Strokes in a certain part of the brain increase alcohol-seeking behavior and preference for alcohol, according to new research with rats.
Although it is known that excessive alcohol intake (more than two drinks per day) is a risk factor for stroke, there hasn’t been much scientific study about how alcohol-related behavior might change after a stroke has occurred.
“It’s important because although stroke is a severe disease, more and more people are surviving and recovering after their first stroke,” says Jun Wang, assistant professor in the department of neuroscience and experimental therapeutics at the Texas A&M University College of Medicine and co-principal investigator of the project.
“Therefore, it is important to study behavior change after stroke, and how that behavior can affect the chances of having another one, which is often fatal.”
People who have had one stroke are often advised to limit their consumption of alcohol to help prevent a recurrence, but that may be difficult if damage caused by the stroke itself is encouraging them to actually drink more. That might help explain anecdotal reports that compliance with the instruction not to drink after a stroke is low.
“In an ischemic stroke, a blood vessel to the brain is blocked, which deprives the neurons in the brain of glucose and oxygen,” says Farida Sohrabji, professor in the department of neuroscience and experimental therapeutics and co-principal investigator of the project. “Neurons are very dependent on these two nutrients, and without them, neurons very rapidly begin to die.”

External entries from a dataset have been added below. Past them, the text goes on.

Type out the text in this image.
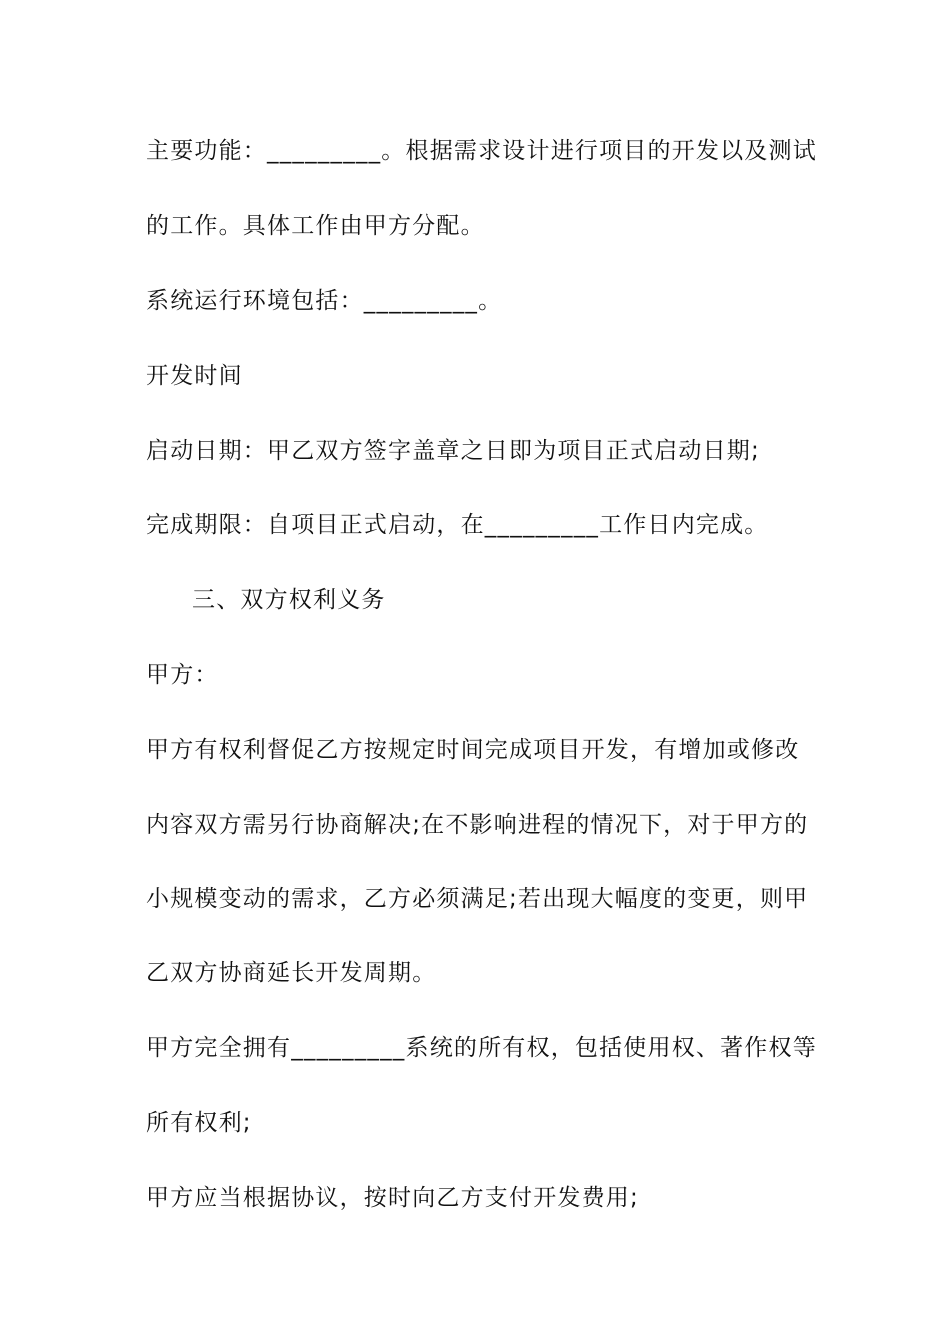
主要功能：_________。根据需求设计进行项目的开发以及测试
的工作。具体工作由甲方分配。
系统运行环境包括：_________。
开发时间
启动日期：甲乙双方签字盖章之日即为项目正式启动日期;
完成期限：自项目正式启动，在_________工作日内完成。
三、双方权利义务
甲方：
甲方有权利督促乙方按规定时间完成项目开发，有增加或修改
内容双方需另行协商解决;在不影响进程的情况下，对于甲方的
小规模变动的需求，乙方必须满足;若出现大幅度的变更，则甲
乙双方协商延长开发周期。
甲方完全拥有_________系统的所有权，包括使用权、著作权等
所有权利;
甲方应当根据协议，按时向乙方支付开发费用;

After an ischemic stroke in the middle cerebral artery—one of the most common types of stroke in humans—the animal models showed much lower overall fluid intake but increased preference for alcohol over water when they did drink. These effects were significant even though the stroke only affected one side of the brain, leaving the other half of the brain without damage.
“Their preference for alcohol can be seen five days after stroke and through at least the first month after the stroke,” Wang says. “Specifically, when given a choice between water and alcohol, they chose alcohol a higher percentage of the time than they did before the stroke.”

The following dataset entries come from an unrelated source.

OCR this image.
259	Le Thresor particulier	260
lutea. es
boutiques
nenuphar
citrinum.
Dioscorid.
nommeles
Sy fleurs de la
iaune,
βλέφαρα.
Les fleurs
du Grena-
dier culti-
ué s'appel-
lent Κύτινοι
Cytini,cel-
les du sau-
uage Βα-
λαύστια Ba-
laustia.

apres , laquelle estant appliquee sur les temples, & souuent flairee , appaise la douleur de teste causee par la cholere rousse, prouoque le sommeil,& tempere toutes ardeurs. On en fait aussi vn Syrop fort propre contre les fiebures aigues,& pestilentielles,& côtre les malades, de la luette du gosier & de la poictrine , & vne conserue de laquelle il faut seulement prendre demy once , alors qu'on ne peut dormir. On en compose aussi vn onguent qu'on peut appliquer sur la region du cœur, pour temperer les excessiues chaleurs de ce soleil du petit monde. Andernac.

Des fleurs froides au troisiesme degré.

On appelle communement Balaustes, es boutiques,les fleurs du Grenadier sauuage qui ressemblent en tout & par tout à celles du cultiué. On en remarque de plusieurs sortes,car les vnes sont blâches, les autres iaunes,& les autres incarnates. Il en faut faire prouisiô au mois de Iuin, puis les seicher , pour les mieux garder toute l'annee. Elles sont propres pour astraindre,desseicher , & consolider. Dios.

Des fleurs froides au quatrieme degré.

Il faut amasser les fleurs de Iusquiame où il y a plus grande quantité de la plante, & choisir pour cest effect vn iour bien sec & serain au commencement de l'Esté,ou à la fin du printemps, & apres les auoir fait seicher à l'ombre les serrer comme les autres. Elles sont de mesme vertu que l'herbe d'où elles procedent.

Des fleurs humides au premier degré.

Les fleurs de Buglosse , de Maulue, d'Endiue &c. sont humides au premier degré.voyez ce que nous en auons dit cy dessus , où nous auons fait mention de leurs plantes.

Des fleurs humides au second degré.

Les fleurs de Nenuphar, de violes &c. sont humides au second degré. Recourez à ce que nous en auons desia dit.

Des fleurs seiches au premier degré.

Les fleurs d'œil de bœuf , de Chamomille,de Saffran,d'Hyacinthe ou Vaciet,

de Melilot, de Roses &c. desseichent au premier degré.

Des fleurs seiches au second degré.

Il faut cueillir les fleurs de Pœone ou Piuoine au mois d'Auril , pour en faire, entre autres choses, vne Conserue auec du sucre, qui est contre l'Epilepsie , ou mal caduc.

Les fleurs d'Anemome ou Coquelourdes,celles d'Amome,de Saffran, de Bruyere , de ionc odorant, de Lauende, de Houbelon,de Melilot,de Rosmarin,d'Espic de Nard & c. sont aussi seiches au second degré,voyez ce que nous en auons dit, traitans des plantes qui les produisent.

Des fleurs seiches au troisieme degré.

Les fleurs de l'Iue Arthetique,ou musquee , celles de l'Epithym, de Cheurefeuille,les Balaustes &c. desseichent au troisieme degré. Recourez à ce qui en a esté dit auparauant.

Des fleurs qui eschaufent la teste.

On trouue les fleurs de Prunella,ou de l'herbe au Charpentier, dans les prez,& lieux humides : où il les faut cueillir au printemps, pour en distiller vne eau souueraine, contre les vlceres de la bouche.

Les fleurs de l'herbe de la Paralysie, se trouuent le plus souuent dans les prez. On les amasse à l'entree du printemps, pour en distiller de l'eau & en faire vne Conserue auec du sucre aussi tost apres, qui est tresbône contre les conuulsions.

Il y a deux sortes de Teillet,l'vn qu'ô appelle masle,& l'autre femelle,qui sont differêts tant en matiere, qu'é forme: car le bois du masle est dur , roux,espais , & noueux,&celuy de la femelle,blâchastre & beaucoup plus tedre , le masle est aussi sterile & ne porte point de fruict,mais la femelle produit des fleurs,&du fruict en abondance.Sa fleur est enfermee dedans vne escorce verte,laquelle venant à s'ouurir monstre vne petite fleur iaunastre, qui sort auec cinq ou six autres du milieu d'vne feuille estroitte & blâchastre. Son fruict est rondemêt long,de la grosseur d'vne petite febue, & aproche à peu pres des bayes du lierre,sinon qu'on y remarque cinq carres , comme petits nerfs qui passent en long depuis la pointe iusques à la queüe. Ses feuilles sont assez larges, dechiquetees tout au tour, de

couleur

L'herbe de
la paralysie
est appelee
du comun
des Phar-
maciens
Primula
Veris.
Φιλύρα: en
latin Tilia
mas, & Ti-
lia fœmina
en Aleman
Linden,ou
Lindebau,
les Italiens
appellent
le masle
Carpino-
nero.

The researchers think that the stroke kills neurons in a part of the brain called the dorsal lateral striatum, and they stop inhibiting certain neurons in the midbrain. These midbrain neurons, which are now far more excitable, send a signal to a particular type of dopamine receptor, called D1. These D1 receptor-containing cells, located in the dorsomedial striatum, were shown in Wang’s previous work to compel the individual to perform an action—like having an alcoholic beverage.
“This circuit is interesting because it means that when the dorsal lateral striatum neurons die, the result is increased excitement of the D1 neurons in the dorsomedial striatum,” Wang says. “It is this increased excitement that we think is causing alcohol-seeking behavior.”
However, when the D1 receptor was inhibited, alcohol-seeking behavior in individuals with stroke damage decreased significantly while the control group didn’t exhibit much of a change. “This is a hint at how the brain works,” Wang says, “and although we’re a long way off, something to inhibit this D1 receptor might be a possible therapeutic target for a drug to help people resist the urge to drink after a stroke.”
“As much as possible, we tried to use a model that would replicate the experience of a human patient,” Sohrabji says. “Therefore, we think that these findings, although preliminary, might eventually help people who have experienced any type of brain injury, whether a stroke or an accident that causes traumatic brain injury.”
The findings appear in Scientific Reports. The Texas A&M University Health Science Center Division of Research supported the work. Other funding for the research came from the National Institute on Alcohol Abuse and Alcoholism and the National Institute of Neurological Disorders and Stroke.